# Specific 3D Printers, Scanners, & Hardware > Other 3D Printers / Scanners / Hardware >  Octopi on a Creality Ender 3

## creation_office

Hi everyone,
I'm actually searching to use octopi with my 3d printer and I don't really know which model of Raspberry Pi I should buy.
I know it's working well on the 3B+ but what about the Raspberry Pi 4 ? 
I've heard that there was some cooling issues on the model 4 but are these really greater than the 3B+ ?
I'm sorry if my english isn't perfect.  :Embarrassment: 
Thank you in advance for your answers.

----------


## Roberts_Clif

The software Octo*Print* will work on the Pi4 since it runs _everywhere_ Python 2.7 runs.

RPi image Octo*Pi* 0.16 or earlier will _not_ work since it doesn't yet support the new hardware. 

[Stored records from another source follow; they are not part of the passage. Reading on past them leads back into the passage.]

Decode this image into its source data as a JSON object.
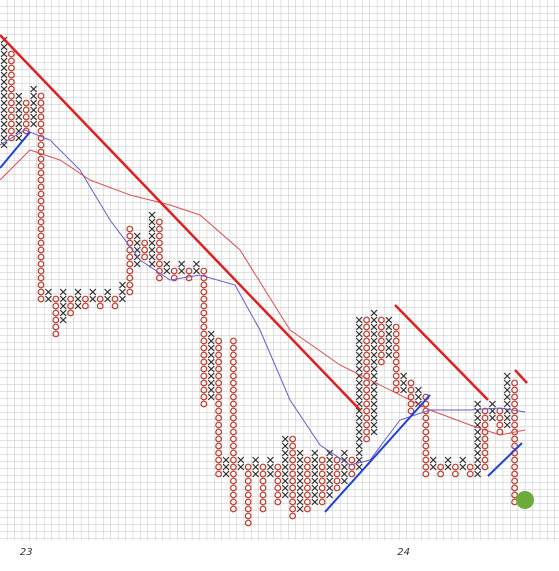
{
  "chart_data": {
    "type": "pnf",
    "x_color": "#333333",
    "o_color": "#c0392b",
    "ylim": [
      0,
      70
    ],
    "grid": true,
    "categories": [
      null,
      null,
      null,
      "23",
      null,
      null,
      null,
      null,
      null,
      null,
      null,
      null,
      null,
      null,
      null,
      null,
      null,
      null,
      null,
      null,
      null,
      null,
      null,
      null,
      null,
      null,
      null,
      null,
      null,
      null,
      null,
      null,
      null,
      null,
      null,
      null,
      null,
      null,
      null,
      null,
      null,
      null,
      null,
      null,
      null,
      null,
      null,
      null,
      null,
      null,
      null,
      null,
      null,
      null,
      "24",
      null,
      null,
      null,
      null,
      null,
      null,
      null,
      null,
      null,
      null,
      null,
      null,
      null,
      null,
      null,
      null
    ],
    "columns": [
      {
        "kind": "X",
        "low": 55,
        "high": 70
      },
      {
        "kind": "O",
        "low": 56,
        "high": 68
      },
      {
        "kind": "X",
        "low": 56,
        "high": 62
      },
      {
        "kind": "O",
        "low": 57,
        "high": 61
      },
      {
        "kind": "X",
        "low": 58,
        "high": 63
      },
      {
        "kind": "O",
        "low": 33,
        "high": 62
      },
      {
        "kind": "X",
        "low": 33,
        "high": 34
      },
      {
        "kind": "O",
        "low": 28,
        "high": 33
      },
      {
        "kind": "X",
        "low": 30,
        "high": 34
      },
      {
        "kind": "O",
        "low": 31,
        "high": 33
      },
      {
        "kind": "X",
        "low": 32,
        "high": 34
      },
      {
        "kind": "O",
        "low": 32,
        "high": 33
      },
      {
        "kind": "X",
        "low": 33,
        "high": 34
      },
      {
        "kind": "O",
        "low": 32,
        "high": 33
      },
      {
        "kind": "X",
        "low": 33,
        "high": 34
      },
      {
        "kind": "O",
        "low": 32,
        "high": 33
      },
      {
        "kind": "X",
        "low": 33,
        "high": 35
      },
      {
        "kind": "O",
        "low": 34,
        "high": 43
      },
      {
        "kind": "X",
        "low": 38,
        "high": 42
      },
      {
        "kind": "O",
        "low": 39,
        "high": 41
      },
      {
        "kind": "X",
        "low": 38,
        "high": 45
      },
      {
        "kind": "O",
        "low": 36,
        "high": 44
      },
      {
        "kind": "X",
        "low": 37,
        "high": 38
      },
      {
        "kind": "O",
        "low": 36,
        "high": 37
      },
      {
        "kind": "X",
        "low": 37,
        "high": 38
      },
      {
        "kind": "O",
        "low": 36,
        "high": 37
      },
      {
        "kind": "X",
        "low": 37,
        "high": 38
      },
      {
        "kind": "O",
        "low": 18,
        "high": 37
      },
      {
        "kind": "X",
        "low": 19,
        "high": 28
      },
      {
        "kind": "O",
        "low": 8,
        "high": 27
      },
      {
        "kind": "X",
        "low": 8,
        "high": 10
      },
      {
        "kind": "O",
        "low": 3,
        "high": 27
      },
      {
        "kind": "X",
        "low": 9,
        "high": 10
      },
      {
        "kind": "O",
        "low": 1,
        "high": 9
      },
      {
        "kind": "X",
        "low": 8,
        "high": 10
      },
      {
        "kind": "O",
        "low": 3,
        "high": 9
      },
      {
        "kind": "X",
        "low": 8,
        "high": 10
      },
      {
        "kind": "O",
        "low": 4,
        "high": 9
      },
      {
        "kind": "X",
        "low": 5,
        "high": 13
      },
      {
        "kind": "O",
        "low": 2,
        "high": 13
      },
      {
        "kind": "X",
        "low": 3,
        "high": 11
      },
      {
        "kind": "O",
        "low": 3,
        "high": 10
      },
      {
        "kind": "X",
        "low": 4,
        "high": 11
      },
      {
        "kind": "O",
        "low": 4,
        "high": 10
      },
      {
        "kind": "X",
        "low": 5,
        "high": 11
      },
      {
        "kind": "O",
        "low": 6,
        "high": 10
      },
      {
        "kind": "X",
        "low": 7,
        "high": 11
      },
      {
        "kind": "O",
        "low": 8,
        "high": 10
      },
      {
        "kind": "X",
        "low": 9,
        "high": 30
      },
      {
        "kind": "O",
        "low": 13,
        "high": 30
      },
      {
        "kind": "X",
        "low": 14,
        "high": 31
      },
      {
        "kind": "O",
        "low": 24,
        "high": 30
      },
      {
        "kind": "X",
        "low": 25,
        "high": 30
      },
      {
        "kind": "O",
        "low": 20,
        "high": 29
      },
      {
        "kind": "X",
        "low": 20,
        "high": 22
      },
      {
        "kind": "O",
        "low": 17,
        "high": 21
      },
      {
        "kind": "X",
        "low": 18,
        "high": 20
      },
      {
        "kind": "O",
        "low": 8,
        "high": 19
      },
      {
        "kind": "X",
        "low": 9,
        "high": 10
      },
      {
        "kind": "O",
        "low": 8,
        "high": 9
      },
      {
        "kind": "X",
        "low": 9,
        "high": 10
      },
      {
        "kind": "O",
        "low": 8,
        "high": 9
      },
      {
        "kind": "X",
        "low": 9,
        "high": 10
      },
      {
        "kind": "O",
        "low": 8,
        "high": 9
      },
      {
        "kind": "X",
        "low": 8,
        "high": 18
      },
      {
        "kind": "O",
        "low": 9,
        "high": 17
      },
      {
        "kind": "X",
        "low": 16,
        "high": 18
      },
      {
        "kind": "O",
        "low": 14,
        "high": 17
      },
      {
        "kind": "X",
        "low": 15,
        "high": 22
      },
      {
        "kind": "O",
        "low": 4,
        "high": 21
      }
    ]
  }
}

Octopi Buster lite 0.17.0 works on Pi 4B

Image2.jpg

----------


## creation_office

Ok, thank you for your quick response.
But on which specifications the Pi4 can be better than the 3B+ when using octoprint (because i don't think i will use it for anything else or will buy another one later if needed)?
I mean, why are they saying "RP 3B or 3B+ is strongly recommended"?

----------


## Roberts_Clif

> Ok, thank you for your quick response.
> But on which specifications the Pi4 can be better than the 3B+ when using octoprint (because i don't think i will use it for anything else or will buy another one later if needed)?
> I mean, why are they saying "RP 3B or 3B+ is strongly recommended"?


This is most probability because unless you are using the Octolapse plugin you do not need more power.
Unless you are planning to use more than one web camera or Octolapse then go with the Pi 4.

----------